09/03/2001 - 7:00
Ele é capaz de lucrar mais de 10% em apenas um dia. Nas 24 horas seguintes, perder o dobro. Vive numa gangorra eletrizante, entre ganhos exorbitantes e enormes prejuízos. Agressivo, aposta alto. Coloca em jogo valores muito acima do patrimônio. Nessa linha tênue, não pode vacilar. Afinal, César Valle Verlangieri fez um pacto com o perigo. Há dois anos, comanda as suas aplicações no nervoso mercado de derivativos de ações. Compra opções, vende índices futuros e vice-versa. Muitas vezes, faz todas essas operações com um mesmo ativo em um mesmo dia, o tão temeroso chamado sistema day-trade. ?Sinto como se tivesse uma espada apontada para as minhas costas?, diz. Entre altas e baixas, essa arriscada coreografia deu certo. Obteve rendimentos de causar inveja. Aumentou o patrimônio em 60%. Agora, Verlangieri amplia a atuação nesse cenário de risco.

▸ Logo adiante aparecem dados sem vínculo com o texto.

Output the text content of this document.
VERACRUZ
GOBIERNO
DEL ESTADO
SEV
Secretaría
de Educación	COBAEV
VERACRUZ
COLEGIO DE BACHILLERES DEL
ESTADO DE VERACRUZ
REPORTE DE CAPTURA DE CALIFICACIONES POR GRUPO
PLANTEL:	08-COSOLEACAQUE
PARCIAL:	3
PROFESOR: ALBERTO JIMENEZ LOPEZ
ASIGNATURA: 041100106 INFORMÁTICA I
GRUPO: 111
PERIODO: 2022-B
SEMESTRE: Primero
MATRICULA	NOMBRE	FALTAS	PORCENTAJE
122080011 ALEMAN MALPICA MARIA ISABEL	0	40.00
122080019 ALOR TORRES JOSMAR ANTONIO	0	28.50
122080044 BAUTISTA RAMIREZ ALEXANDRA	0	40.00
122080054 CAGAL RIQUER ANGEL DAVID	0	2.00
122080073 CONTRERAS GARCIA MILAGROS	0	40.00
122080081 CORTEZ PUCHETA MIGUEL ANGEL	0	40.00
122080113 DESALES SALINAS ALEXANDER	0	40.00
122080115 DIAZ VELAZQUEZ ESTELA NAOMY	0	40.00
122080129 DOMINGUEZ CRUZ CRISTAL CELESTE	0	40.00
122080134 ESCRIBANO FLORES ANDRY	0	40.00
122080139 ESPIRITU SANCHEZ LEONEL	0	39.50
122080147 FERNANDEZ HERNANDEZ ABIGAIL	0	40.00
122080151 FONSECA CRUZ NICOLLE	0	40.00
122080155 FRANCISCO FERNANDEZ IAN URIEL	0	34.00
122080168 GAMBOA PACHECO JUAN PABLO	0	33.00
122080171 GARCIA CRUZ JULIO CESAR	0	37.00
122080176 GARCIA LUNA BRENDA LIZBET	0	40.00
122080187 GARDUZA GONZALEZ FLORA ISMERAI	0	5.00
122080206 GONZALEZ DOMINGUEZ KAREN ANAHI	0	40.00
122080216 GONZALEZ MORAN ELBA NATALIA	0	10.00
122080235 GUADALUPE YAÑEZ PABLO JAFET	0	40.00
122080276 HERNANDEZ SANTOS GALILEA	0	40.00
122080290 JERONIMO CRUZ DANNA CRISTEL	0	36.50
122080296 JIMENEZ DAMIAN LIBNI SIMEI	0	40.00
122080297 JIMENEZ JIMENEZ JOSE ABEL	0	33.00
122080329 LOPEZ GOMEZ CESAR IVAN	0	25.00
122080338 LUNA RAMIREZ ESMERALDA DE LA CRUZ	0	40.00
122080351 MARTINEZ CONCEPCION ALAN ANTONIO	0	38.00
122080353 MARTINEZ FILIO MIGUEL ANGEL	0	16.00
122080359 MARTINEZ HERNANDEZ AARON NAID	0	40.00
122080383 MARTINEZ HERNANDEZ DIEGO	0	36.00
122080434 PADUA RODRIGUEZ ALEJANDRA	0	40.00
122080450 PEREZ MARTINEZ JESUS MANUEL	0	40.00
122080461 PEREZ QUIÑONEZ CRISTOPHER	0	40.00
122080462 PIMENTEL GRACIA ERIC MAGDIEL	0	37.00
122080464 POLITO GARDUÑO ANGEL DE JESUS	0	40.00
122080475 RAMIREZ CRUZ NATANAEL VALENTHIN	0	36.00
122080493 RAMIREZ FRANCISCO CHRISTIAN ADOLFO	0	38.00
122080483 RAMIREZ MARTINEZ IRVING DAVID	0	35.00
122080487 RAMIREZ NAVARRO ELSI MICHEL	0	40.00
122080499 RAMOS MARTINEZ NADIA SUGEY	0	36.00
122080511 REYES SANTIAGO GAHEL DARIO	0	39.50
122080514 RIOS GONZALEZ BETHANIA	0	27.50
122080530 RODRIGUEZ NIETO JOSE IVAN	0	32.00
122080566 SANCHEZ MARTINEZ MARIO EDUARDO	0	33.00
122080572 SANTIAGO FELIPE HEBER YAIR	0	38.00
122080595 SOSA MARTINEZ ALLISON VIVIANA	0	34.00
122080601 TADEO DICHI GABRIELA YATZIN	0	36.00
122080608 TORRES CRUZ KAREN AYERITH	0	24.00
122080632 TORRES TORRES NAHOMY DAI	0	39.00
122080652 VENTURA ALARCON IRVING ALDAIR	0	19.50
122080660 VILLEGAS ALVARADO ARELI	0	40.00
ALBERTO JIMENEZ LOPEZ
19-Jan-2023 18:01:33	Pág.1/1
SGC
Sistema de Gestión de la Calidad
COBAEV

Não vai colocar na gangorra de prejuízos e lucros apenas o seu dinheiro. Utilizando todas essas ferramentas financeiras, vai administrar recursos de terceiros. Por meio da corretora de valores SLW, lançou o fundo FIF SLW Volatilidade. O nome já diz tudo. Os seus clientes terão que estar preparados para os sobressaltos de perdas momentâneas. A recompensa para quem conseguir lidar com essas grandes oscilações é a possibilidade de obter rendimentos acima do índice de referência das aplicações de renda fixa. ?A meta é superar o CDI?, promete Verlangieri.

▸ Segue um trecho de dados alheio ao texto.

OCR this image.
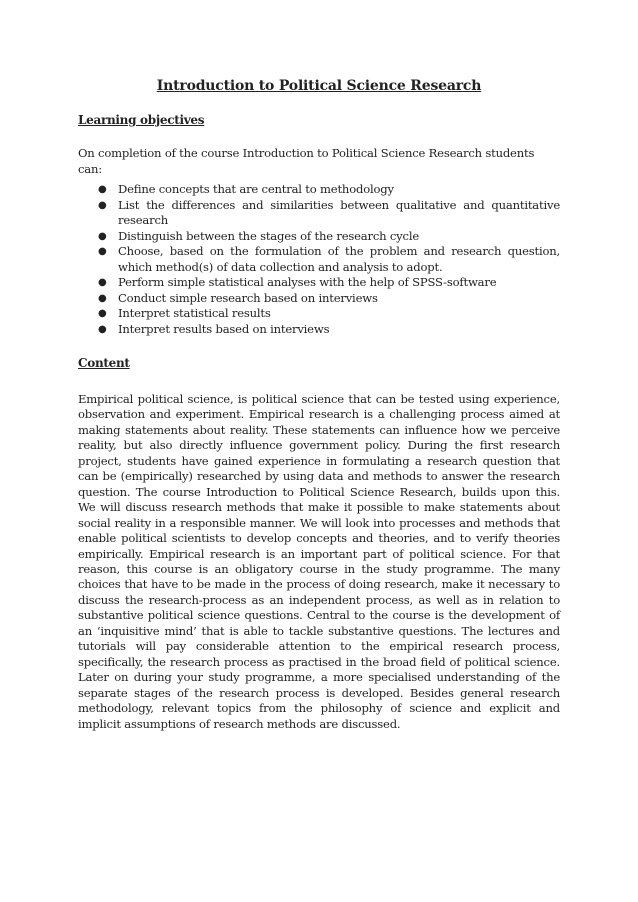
Introduction to Political Science Research
Learning objectives

On completion of the course Introduction to Political Science Research students can:

● Define concepts that are central to methodology
● List the differences and similarities between qualitative and quantitative research
● Distinguish between the stages of the research cycle
● Choose, based on the formulation of the problem and research question, which method(s) of data collection and analysis to adopt.
● Perform simple statistical analyses with the help of SPSS-software
● Conduct simple research based on interviews
● Interpret statistical results
● Interpret results based on interviews
Content

Empirical political science, is political science that can be tested using experience, observation and experiment. Empirical research is a challenging process aimed at making statements about reality. These statements can influence how we perceive reality, but also directly influence government policy. During the first research project, students have gained experience in formulating a research question that can be (empirically) researched by using data and methods to answer the research question. The course Introduction to Political Science Research, builds upon this. We will discuss research methods that make it possible to make statements about social reality in a responsible manner. We will look into processes and methods that enable political scientists to develop concepts and theories, and to verify theories empirically. Empirical research is an important part of political science. For that reason, this course is an obligatory course in the study programme. The many choices that have to be made in the process of doing research, make it necessary to discuss the research-process as an independent process, as well as in relation to substantive political science questions. Central to the course is the development of an ‘inquisitive mind’ that is able to tackle substantive questions. The lectures and tutorials will pay considerable attention to the empirical research process, specifically, the research process as practised in the broad field of political science. Later on during your study programme, a more specialised understanding of the separate stages of the research process is developed. Besides general research methodology, relevant topics from the philosophy of science and explicit and implicit assumptions of research methods are discussed.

Você está disposto a lançar o seu dinheiro nesse circuito do perigo? Tolera prejuízos em curto prazo por um lucro futuro incerto? Se a resposta for afirmativa, saiba que não está sozinho nessa empreitada. É crescente o número de adeptos desse tipo de aplicação, que muitas vezes faz o investidor sentir-se como quem está bailando com o diabo. A experiência, que pode trazer o prazer das grandes conquistas ou o amargo sabor de chegar ao fundo do poço, foi durante algum tempo restrita a investidores qualificados e institucionais ? aqueles que movimentam as maiores quantias no mercado financeiro. Para atender aos novos clientes, foram lançados sete novos fundos livres e multicarteira neste ano. O patrimônio cresceu cerca de 10%, totalizando R$ 11,2 bilhões. As duas modalidades usam e abusam das ousadas ferramentas de derivativos ? mercado futuro, de opções e swap ? fazendo alavancagem. ?Com a tendência de queda de juros, a demanda por esse tipo de aplicação tende a crescer, porque vai além do CDI?, afirma Danny Rapport, diretor de asset management do Santander.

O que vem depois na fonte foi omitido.